Put the same question to women and an answer including cupcakes and chocolate would not be out of place.
The question of whether our gender determines what we like to eat has long puzzled scientists and nutritionists.
Are men and women programmed to want different foods? Do we have varying body requirements? Why are some foods "masculine" (steak, burgers, chips) and others "feminine" (cupcakes, yogurt, salads)?
Matter of taste
Kim Terakes, author of The Great Aussie Bloke's Cookbook says: "Guys tend to think they haven't had a meal if they haven't had a big piece of protein, whereas women have a prawn risotto and think that's dinner. For men, that's an entree."
Terakes, like most people, thinks men need to eat more because they are physically bigger than women.
While nutritionists generally recommend a higher calorie intake for men, the amount of daily energy we need to consume depends on a variety of factors such as age, height and level of activity, says Sharon Natoli, director of Food & Nutrition Australia.

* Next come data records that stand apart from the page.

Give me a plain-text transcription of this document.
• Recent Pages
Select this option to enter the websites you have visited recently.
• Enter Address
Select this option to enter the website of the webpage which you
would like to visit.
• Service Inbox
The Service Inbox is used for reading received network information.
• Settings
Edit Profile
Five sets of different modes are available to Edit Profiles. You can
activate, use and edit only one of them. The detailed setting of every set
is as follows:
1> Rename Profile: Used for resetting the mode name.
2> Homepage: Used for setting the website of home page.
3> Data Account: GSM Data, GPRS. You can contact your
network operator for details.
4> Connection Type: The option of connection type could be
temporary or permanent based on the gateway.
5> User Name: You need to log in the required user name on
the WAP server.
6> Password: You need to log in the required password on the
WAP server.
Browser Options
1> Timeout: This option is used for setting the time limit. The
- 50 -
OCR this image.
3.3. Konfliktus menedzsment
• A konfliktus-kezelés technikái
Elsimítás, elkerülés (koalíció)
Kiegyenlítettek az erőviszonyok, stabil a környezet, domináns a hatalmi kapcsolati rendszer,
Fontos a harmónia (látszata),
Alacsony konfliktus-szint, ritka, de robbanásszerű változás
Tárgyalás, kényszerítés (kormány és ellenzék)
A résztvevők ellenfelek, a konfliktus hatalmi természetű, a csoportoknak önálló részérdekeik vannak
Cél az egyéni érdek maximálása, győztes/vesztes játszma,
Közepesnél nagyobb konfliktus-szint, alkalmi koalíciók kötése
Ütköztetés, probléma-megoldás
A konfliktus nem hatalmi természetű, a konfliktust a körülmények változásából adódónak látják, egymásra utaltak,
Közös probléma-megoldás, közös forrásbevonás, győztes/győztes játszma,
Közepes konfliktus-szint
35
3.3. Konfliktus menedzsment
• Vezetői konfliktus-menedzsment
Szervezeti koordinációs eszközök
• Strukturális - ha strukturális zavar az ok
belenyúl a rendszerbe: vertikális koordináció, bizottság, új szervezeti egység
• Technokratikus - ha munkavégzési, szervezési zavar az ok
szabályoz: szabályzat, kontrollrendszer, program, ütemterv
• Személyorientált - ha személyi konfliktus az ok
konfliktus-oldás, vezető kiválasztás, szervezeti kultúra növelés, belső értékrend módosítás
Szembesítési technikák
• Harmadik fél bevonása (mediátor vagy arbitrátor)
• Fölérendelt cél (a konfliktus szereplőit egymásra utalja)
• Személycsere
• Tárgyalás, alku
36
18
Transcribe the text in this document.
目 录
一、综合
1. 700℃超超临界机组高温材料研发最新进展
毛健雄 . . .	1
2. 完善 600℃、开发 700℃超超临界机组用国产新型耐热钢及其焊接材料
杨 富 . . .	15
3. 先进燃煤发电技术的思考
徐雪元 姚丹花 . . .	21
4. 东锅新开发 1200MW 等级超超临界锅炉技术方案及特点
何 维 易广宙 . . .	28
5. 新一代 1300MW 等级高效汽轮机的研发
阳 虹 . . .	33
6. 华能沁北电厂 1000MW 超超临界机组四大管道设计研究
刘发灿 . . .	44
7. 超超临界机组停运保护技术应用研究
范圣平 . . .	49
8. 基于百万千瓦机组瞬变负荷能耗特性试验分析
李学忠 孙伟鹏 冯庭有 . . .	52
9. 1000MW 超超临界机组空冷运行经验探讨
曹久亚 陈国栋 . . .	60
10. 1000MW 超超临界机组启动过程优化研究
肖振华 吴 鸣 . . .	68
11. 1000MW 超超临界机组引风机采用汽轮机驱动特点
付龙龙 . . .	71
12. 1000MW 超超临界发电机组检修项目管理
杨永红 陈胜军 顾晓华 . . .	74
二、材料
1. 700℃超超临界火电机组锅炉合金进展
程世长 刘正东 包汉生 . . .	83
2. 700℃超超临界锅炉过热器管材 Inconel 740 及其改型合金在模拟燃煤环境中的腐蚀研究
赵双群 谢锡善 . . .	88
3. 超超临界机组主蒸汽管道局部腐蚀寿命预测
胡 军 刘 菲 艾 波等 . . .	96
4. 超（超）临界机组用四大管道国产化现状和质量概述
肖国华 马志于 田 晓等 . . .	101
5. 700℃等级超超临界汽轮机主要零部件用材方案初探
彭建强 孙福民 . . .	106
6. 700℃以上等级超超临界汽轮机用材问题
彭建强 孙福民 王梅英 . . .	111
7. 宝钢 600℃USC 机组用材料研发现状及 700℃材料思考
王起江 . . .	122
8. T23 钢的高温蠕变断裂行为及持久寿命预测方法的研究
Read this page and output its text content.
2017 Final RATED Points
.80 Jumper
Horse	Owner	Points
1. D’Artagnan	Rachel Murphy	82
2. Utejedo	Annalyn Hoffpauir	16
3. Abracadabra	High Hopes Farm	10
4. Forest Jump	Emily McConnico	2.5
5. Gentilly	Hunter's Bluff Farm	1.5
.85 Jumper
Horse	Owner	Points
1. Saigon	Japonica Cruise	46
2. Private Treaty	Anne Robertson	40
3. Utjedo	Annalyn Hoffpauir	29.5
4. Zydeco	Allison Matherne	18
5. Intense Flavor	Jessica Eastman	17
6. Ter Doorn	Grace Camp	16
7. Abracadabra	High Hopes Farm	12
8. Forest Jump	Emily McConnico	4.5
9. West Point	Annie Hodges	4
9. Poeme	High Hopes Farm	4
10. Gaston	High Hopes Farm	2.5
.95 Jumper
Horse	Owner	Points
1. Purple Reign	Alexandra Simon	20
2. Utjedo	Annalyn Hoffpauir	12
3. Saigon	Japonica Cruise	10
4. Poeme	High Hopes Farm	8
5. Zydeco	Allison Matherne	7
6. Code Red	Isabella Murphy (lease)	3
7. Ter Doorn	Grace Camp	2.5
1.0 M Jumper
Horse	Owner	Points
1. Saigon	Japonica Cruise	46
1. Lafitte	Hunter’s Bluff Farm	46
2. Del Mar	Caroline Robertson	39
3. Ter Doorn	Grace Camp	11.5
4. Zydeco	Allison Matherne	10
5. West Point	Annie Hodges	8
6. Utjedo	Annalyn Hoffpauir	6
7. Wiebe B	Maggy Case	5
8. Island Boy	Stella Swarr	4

What we choose to eat comes down to our upbringing, cultural norms, social inputs and genetics, Natoli says. "It can be that the influence of gender is stronger than we know - there just hasn't been enough research into this area of nutrition."
However, there is a reason why women are more likely than men to reach for that cupcake.
"When you look at taste buds, men have a lower sensitivity to bitterness, which is why they are more likely to enjoy beer and savoury foods than women. Conversely, women have a greater sensitivity to bitter tastes so they prefer sweet treats," Natoli says.
It's a social thing
Professor Lauren Williams, from the University of Newcastle's School of Health Sciences, says socialization is the main factor that determines what we like to eat.
"Our social inculcation is the dominant factor that affects why we choose the food we do," Williams says.
"Our roles in society are reproduced at the family table. Children watch as their dad gets the bigger steak and mum gets a smaller portion."
In Western societies, including Australia, eating meat has always been linked to strength and masculinity.
"Men disdain fruit and vegetables as being healthy foods women eat because they want to lose weight. Men want to build muscle so they eat meat because that's what meat is - muscle from other animals," Williams says.
For women more than men, eating is complicated - and guilt can play a part.
"Women often question their food choices, so they are more likely to say, 'I should be having the salad but not the fish and chips.' Most men wouldn't think twice about the consequences of what they eat - with the exception of men who are overweight or athletes," says sport and health psychologist Tracey Veivers of Brisbane-based health consultancy Performance Perspectives.
"For the average man, there is less consequential thinking about their food choices. They don't necessarily think about what's on their plate. Women are bombarded with so many messages about what we should look like and what it takes to look like that, it's almost impossible not to be aware of some nutritional information," Veivers adds.